Le nantissement du fonds de commerce


Le nantissement du fonds de commerce est un mécanisme juridique qui permet à un commerçant d’affecter son fonds de commerce à la garantie d’une dette, sans pour autant en perdre la jouissance ni l’exploitation. Régi par les articles L. 142-1 à L. 142-5 du Code de commerce, complétés par les dispositions communes des articles L. 143-1 à L. 143-23 du même Code, il constitue l’une des sûretés réelles mobilières les plus fréquemment utilisées en droit commercial, notamment dans le cadre du financement de l’acquisition d’un fonds de commerce.

L’ordonnance n° 2021-1192 du 15 septembre 2021 portant réforme du droit des sûretés, entrée en vigueur le 1er janvier 2023, a modernisé ce régime en simplifiant les formalités d’inscription et en modifiant la sanction du défaut de publicité.


I. La nature juridique et les formes du nantissement

A. Une sûreté réelle sans dépossession

Le nantissement du fonds de commerce est une sûreté réelle mobilière sans dépossession. Contrairement au gage, qui suppose la remise de la chose au créancier, le nantissement permet au débiteur de conserver la maîtrise de son fonds et de poursuivre son exploitation.

L’article L. 142-1 du Code de commerce pose un principe fondamental : le nantissement du fonds de commerce ne confère pas au créancier nanti le droit de se faire attribuer le fonds en paiement.
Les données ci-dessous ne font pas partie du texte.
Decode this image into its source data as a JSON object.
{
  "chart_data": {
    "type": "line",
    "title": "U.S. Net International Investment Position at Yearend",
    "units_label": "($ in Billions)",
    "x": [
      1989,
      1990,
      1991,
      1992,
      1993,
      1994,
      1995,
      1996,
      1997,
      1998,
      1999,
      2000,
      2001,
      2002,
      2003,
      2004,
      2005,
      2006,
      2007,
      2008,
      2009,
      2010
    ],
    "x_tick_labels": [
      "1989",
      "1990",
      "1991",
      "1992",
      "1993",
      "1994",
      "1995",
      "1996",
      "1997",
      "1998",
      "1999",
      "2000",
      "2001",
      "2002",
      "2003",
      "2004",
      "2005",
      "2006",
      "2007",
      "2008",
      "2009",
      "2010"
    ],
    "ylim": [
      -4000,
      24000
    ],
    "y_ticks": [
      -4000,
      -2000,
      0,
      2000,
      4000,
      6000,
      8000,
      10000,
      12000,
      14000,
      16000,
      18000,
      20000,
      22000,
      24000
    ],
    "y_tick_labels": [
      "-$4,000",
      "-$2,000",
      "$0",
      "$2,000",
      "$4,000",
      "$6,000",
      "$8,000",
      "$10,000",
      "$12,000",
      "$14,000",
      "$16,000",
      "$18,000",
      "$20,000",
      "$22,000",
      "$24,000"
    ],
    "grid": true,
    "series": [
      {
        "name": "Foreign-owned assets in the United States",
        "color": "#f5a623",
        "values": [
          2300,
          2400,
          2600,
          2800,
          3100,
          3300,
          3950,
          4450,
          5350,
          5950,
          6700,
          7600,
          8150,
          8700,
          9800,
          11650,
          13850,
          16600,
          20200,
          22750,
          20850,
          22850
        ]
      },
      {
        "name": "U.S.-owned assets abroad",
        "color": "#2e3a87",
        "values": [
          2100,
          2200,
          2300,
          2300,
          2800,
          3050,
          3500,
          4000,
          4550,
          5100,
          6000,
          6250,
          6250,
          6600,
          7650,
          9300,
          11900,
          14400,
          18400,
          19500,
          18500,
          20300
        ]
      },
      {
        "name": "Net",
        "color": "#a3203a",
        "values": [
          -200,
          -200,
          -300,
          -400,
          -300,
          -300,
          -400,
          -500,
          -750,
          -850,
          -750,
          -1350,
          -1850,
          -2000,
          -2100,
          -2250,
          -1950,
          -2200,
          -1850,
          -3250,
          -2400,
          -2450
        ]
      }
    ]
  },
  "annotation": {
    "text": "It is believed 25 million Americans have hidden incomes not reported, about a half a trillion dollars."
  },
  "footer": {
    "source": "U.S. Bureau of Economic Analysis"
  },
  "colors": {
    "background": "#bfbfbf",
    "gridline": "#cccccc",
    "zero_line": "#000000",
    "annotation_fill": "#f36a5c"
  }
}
Le créancier ne peut donc pas devenir propriétaire du fonds en cas de défaillance du débiteur. Il dispose en revanche d’un droit de préférence et d’un droit de suite, qui lui permettent de faire vendre le fonds et d’être payé en priorité sur le prix de cession.
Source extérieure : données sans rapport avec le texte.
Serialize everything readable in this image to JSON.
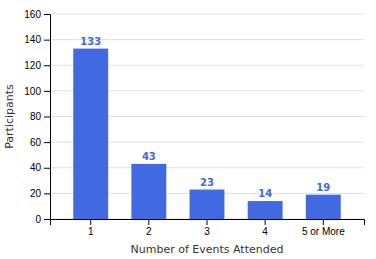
{
  "chart_data": {
    "type": "bar",
    "xlabel": "Number of Events Attended",
    "ylabel": "Participants",
    "categories": [
      "1",
      "2",
      "3",
      "4",
      "5 or More"
    ],
    "values": [
      133,
      43,
      23,
      14,
      19
    ],
    "color": "#4169E1",
    "ylim": [
      0,
      160
    ],
    "yticks": [
      0,
      20,
      40,
      60,
      80,
      100,
      120,
      140,
      160
    ],
    "grid": true,
    "data_labels": true
  }
}
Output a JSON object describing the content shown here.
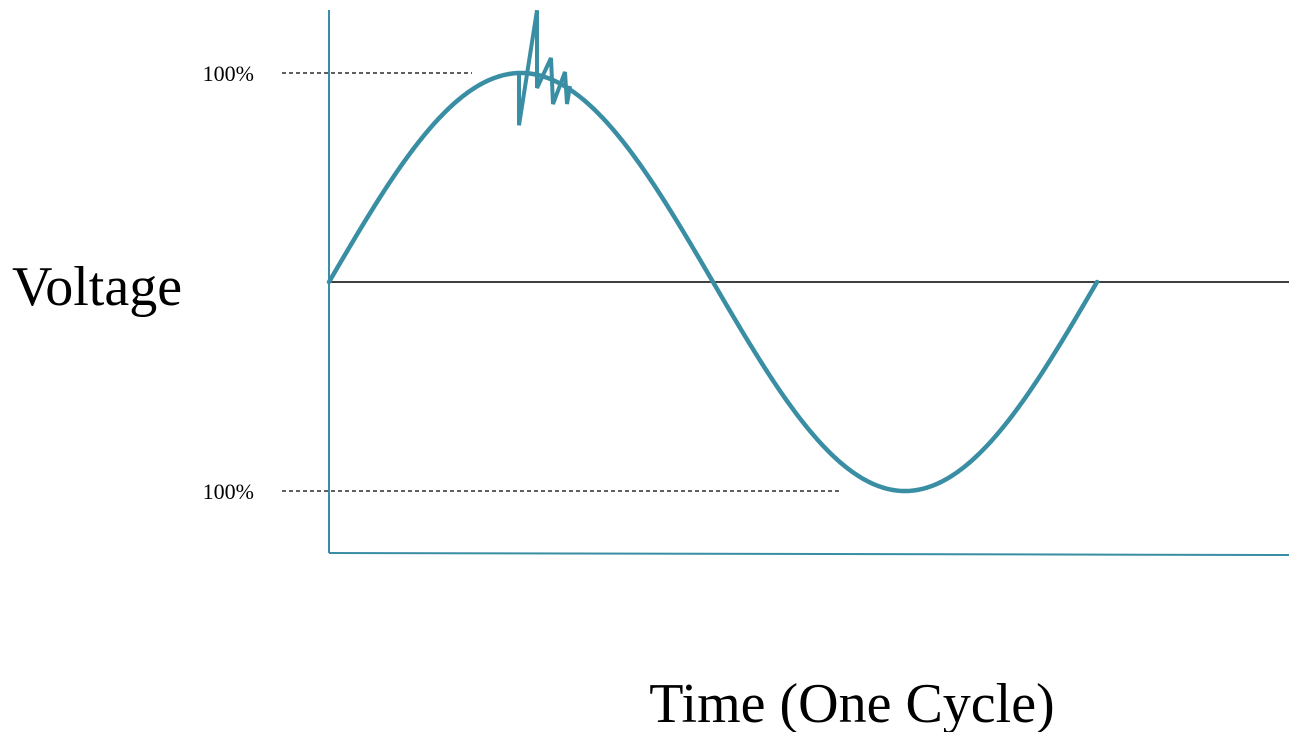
{
  "chart_data": {
    "type": "line",
    "title": "",
    "xlabel": "Time (One Cycle)",
    "ylabel": "Voltage",
    "tick_labels": {
      "upper_reference": "100%",
      "lower_reference": "100%"
    },
    "reference_levels": [
      100,
      -100
    ],
    "ylim": [
      -130,
      130
    ],
    "xlim_cycles": [
      0,
      2.5
    ],
    "grid": false,
    "series": [
      {
        "description": "sine wave voltage over one cycle with transient spike near positive peak",
        "amplitude_percent": 100,
        "cycles_shown": 1,
        "transient": {
          "near_cycle_fraction": 0.25,
          "max_value_percent": 130,
          "min_value_percent": 75
        }
      }
    ],
    "colors": {
      "wave": "#3a8ea4",
      "axis": "#3a8ea4",
      "zero_line": "#000000",
      "reference_lines": "#000000"
    }
  }
}
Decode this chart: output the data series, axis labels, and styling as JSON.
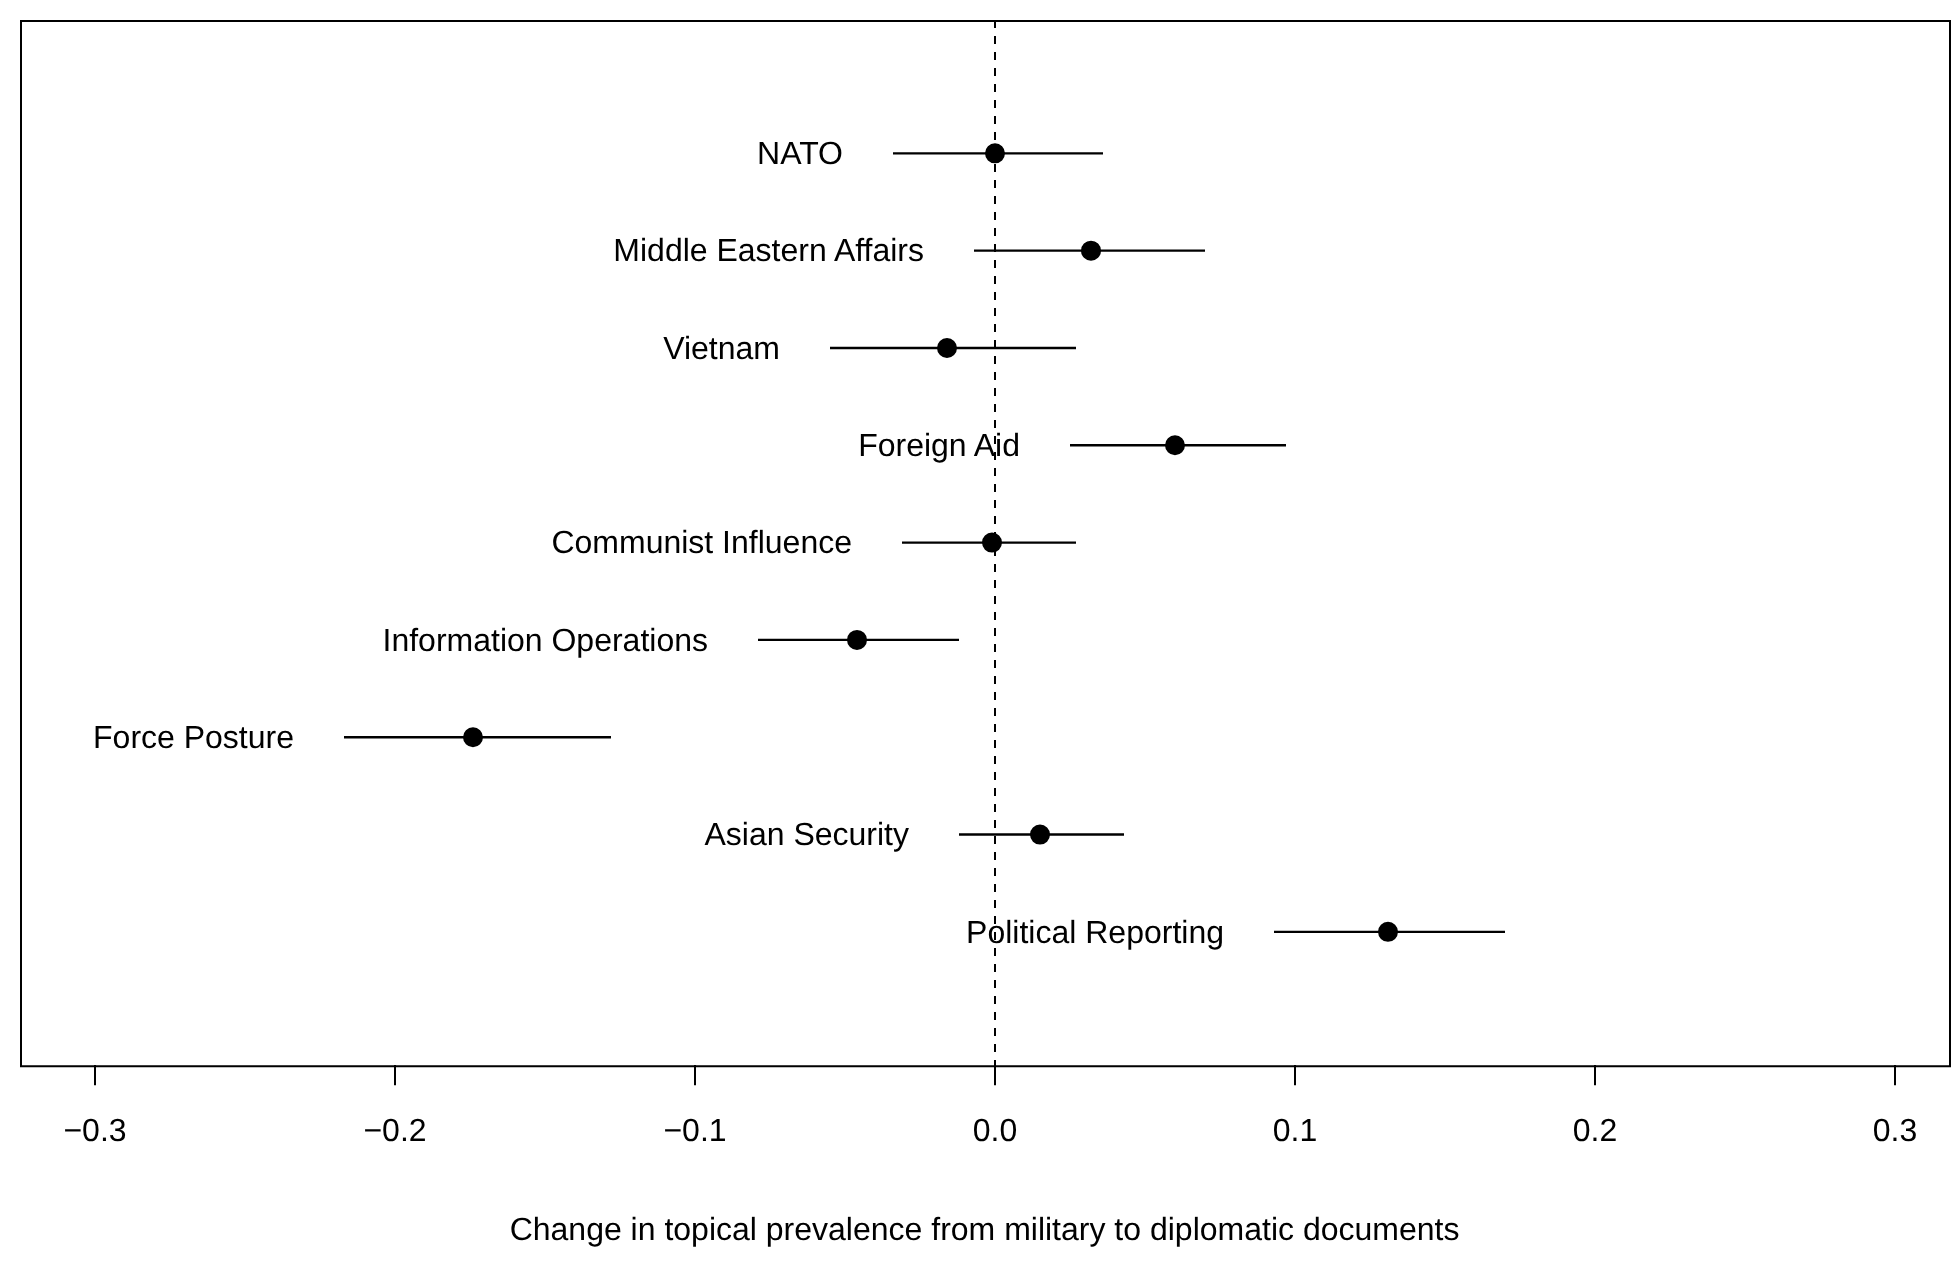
{
  "chart_data": {
    "type": "scatter",
    "orientation": "horizontal",
    "xlabel": "Change in topical prevalence from military to diplomatic documents",
    "categories": [
      "NATO",
      "Middle Eastern Affairs",
      "Vietnam",
      "Foreign Aid",
      "Communist Influence",
      "Information Operations",
      "Force Posture",
      "Asian Security",
      "Political Reporting"
    ],
    "values": [
      0.0,
      0.032,
      -0.016,
      0.06,
      -0.001,
      -0.046,
      -0.174,
      0.015,
      0.131
    ],
    "errors": [
      [
        -0.034,
        0.036
      ],
      [
        -0.007,
        0.07
      ],
      [
        -0.055,
        0.027
      ],
      [
        0.025,
        0.097
      ],
      [
        -0.031,
        0.027
      ],
      [
        -0.079,
        -0.012
      ],
      [
        -0.217,
        -0.128
      ],
      [
        -0.012,
        0.043
      ],
      [
        0.093,
        0.17
      ]
    ],
    "color": "#000000",
    "marker": "circle",
    "xlim": [
      -0.325,
      0.318
    ],
    "xticks": [
      {
        "value": -0.3,
        "label": "−0.3"
      },
      {
        "value": -0.2,
        "label": "−0.2"
      },
      {
        "value": -0.1,
        "label": "−0.1"
      },
      {
        "value": 0,
        "label": "0.0"
      },
      0.1,
      0.2,
      0.3
    ],
    "tick_labels": "x",
    "ref_lines": [
      {
        "axis": "x",
        "value": 0,
        "line_style": "dashed",
        "color": "#000000"
      }
    ]
  }
}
B. Nantissement conventionnel et nantissement judiciaire

Le nantissement du fonds de commerce peut revêtir deux formes :

  • Le nantissement conventionnel résulte d’un accord de volontés entre le créancier et le propriétaire du fonds. Il est le plus fréquent en pratique, notamment lorsqu’une banque accorde un prêt destiné à financer l’acquisition d’un fonds de commerce. L’article L. 142-3 du Code de commerce précise que le contrat de nantissement est constaté par un acte authentique ou un acte sous seing privé.

  • Le nantissement judiciaire est ordonné par le juge à la demande d’un créancier. Celui-ci doit solliciter l’autorisation du juge de l’exécution ou du président du tribunal de commerce, sauf s’il dispose déjà d’un titre exécutoire. Le créancier dispose alors d’un délai de trois mois pour prendre une inscription provisoire au greffe, puis de deux mois après l’obtention d’un titre exécutoire définitif pour confirmer cette inscription par une inscription définitive.


II. L’assiette du nantissement : les éléments du fonds concernés

L’article L. 142-2 du Code de commerce détermine les éléments du fonds de commerce susceptibles d’être inclus dans le nantissement. Seuls certains éléments, essentiellement incorporels, peuvent être nantis.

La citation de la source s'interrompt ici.